I had to take a day off Thursday which was a day of near-misery, near-emergency-department, near-everything. In the end all was well. Anxiety, though, it eats at everything. I was wide awake until 4am after a trigger-inducing encounter with a woman I used to know. She ignited the bad flames, the torches and flame guns, not the good fires we used to know. I wish she had never entered my life but, true to form, I could find no way to get her out. She will menace and betray around me until I die. I don’t know what it is about me that lets this happen. I know I have a hunger for abuse, a vulnerability to abusive relationships.

But yesterday was good. Serene. Pharmaceuticals and actual sleep work miracles. I feel fine today, too, so far. I find I have to rush a lot more on Saturdays to get here to the office my usual hour+ early. I’m saving almost $375/month cutting store-bought breakfast, coffee, and pizza out of my day.

In Corona last week I find myself cursed to remember every payphone that used to stand along and around Roosevelt Avenue. There is one I always look for. It’s gone now. They all are gone. But one phone could have changed everything. I experimented with it. It had a good long cord connecting the handset to the chassis. I wrapped it around my neck just to know what it felt like, and to see if hanging one’s self is as easy as I’d read. It seemed like it might have been. The feeling was not painful but flush, like the head filled with warmth. I could see where ten seconds would be all it took. I came away frightened, but satisfied at the curiosity being sated.

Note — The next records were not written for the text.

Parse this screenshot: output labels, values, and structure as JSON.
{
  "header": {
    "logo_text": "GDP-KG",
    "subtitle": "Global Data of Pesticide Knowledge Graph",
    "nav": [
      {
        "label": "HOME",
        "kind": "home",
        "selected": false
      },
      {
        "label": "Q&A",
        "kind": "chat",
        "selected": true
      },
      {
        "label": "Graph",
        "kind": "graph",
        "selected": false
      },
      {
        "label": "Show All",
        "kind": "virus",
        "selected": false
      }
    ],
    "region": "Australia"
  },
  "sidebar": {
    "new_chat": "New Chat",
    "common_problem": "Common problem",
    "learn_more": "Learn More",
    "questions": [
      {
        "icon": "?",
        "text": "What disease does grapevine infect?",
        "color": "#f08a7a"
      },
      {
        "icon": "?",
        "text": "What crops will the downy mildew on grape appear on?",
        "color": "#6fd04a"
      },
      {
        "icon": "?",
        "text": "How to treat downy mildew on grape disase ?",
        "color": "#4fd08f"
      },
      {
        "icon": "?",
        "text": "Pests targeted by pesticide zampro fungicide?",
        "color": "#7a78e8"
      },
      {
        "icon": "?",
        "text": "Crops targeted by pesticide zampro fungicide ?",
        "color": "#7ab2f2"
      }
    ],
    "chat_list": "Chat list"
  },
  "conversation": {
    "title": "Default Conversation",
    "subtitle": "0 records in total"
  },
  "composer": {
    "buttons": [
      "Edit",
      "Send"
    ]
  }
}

I tried one other time, in Elmhurst. I had to find phones without surveillance cameras staring at them. Those were hard to find, but a vacated storefront off Broadway had a phone with no one looking. I tried again, wrapping the cord, this time more tightly. That was the attempt that really scared me. How easy it would be. That’s all I wanted to know. I had no intention of following through. I just wanted to know how people felt in that last instant of decision-making.

I love the water here. Sounds crazy or funny but the endless supply of drinking water is something I value at this place of work. I value the structure of the environment, as well. At home things are cluttered, chaotic, and falling apart. Here things are clean, the computers are all taken care of by someone other than myself, I don’t have to do everything to keep the business afloat. Working at home was killing me, it really was. I was drowning. Yet I still come home with an enthusiasm and sense of opportunity when I sit at the computer. All my stuff is there. 30 years of email, 30+ years of writings and detritus, half-assed attempts at computer programming, a lot of pictures, audio, and more recently video. Oceans of content, oceans of output, so much that the enthusiasm quickly turns to a more sodden reality that I will never come close to cataloging or even remembering most of this stuff. It’s too much. It’s like J. said the night I lost my virginity to her: “It’s too much Too fast.” This was before we actually had sex. I thought we were warming up but she found it too fast and furious, the rapid fire kisses and non-stop deep-tongue kissing. She needed it slower, softer, and that’s how it happened. But in all my output — textual, visual, sexual — it always ends up being too much for one party or the other. Too much for one or never enough for the other.